Compare the total repayable on the consolidation loan against the total you'd pay clearing each debt individually at its current rate. Don't just compare monthly payments.

Compare snowball vs avalanche repayment →
Mortgages

When does it make sense to refinance?

Refinancing replaces your existing mortgage with a new one. Done at the right time, it can save tens of thousands. Done at the wrong time, it can cost you.

The break-even calculation

Refinancing comes with closing costs — typically 2–5% of the loan amount. To know if it's worth it, calculate how long it takes for the monthly savings to offset those costs. If you plan to move before that break-even point, it probably isn't worth it.

Refinance break-even example
Current monthly payment$1,826
New monthly payment (lower rate)$1,640
Monthly saving$186
Closing costs$5,600
Break-even point30 months

Signs it's worth refinancing

  • Rates have dropped by at least 0.75–1% since you took out your mortgage.
  • Your credit score has improved significantly, qualifying you for better rates.
  • You want to switch from a variable to a fixed rate for payment certainty.
  • You plan to stay in the property long enough to pass the break-even point.

Signs to wait

  • You're in the early repayment charge period on your current deal.
  • You're planning to move within 2–3 years.
  • The rate difference is small and closing costs are high.
Run the refinance calculator →
Mortgages

Fixed vs variable rate — which should you choose?

The choice between a fixed and variable mortgage rate is essentially a bet on where interest rates are heading. Here's a framework for thinking about it.

Fixed rate

Your interest rate stays the same for an agreed period — typically 2, 3, 5, or 10 years. Your monthly payment is predictable, which makes budgeting easier and protects you if rates rise. The trade-off: you won't benefit if rates fall, and you may face early repayment charges if you want to exit the deal early.

Variable rate

Your rate can move up or down, usually in line with the central bank base rate or your lender's standard variable rate. You can benefit if rates fall, but your payment can increase if they rise — sometimes significantly.

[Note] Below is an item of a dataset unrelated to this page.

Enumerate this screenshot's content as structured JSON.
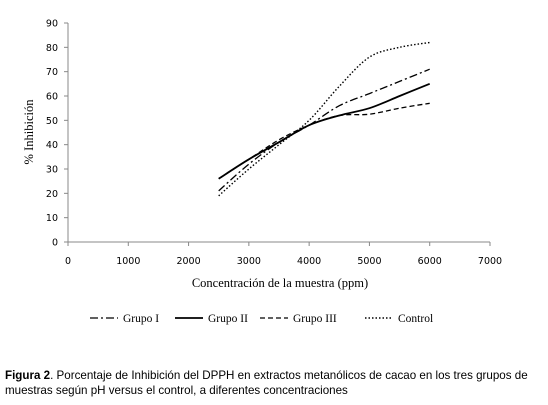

$280,000 mortgage — payment impact of a 1% rate rise
RateMonthly paymentExtra per monthExtra per year
6.5%$1,770
7.0%$1,863$93$1,116
7.5%$1,958$188$2,256

A simple rule of thumb

If you need certainty — a tight budget, a young family, a single income — a fixed rate is usually the right choice. If you have financial flexibility and rates appear to be at or near a peak, a variable rate or a shorter fixed term may be worth considering.

Neither is always right

The "right" choice depends on your personal financial situation, how long you plan to stay in the property, and where rates are in the economic cycle. A mortgage broker can help you weigh current market conditions — the calculators here help you run the numbers.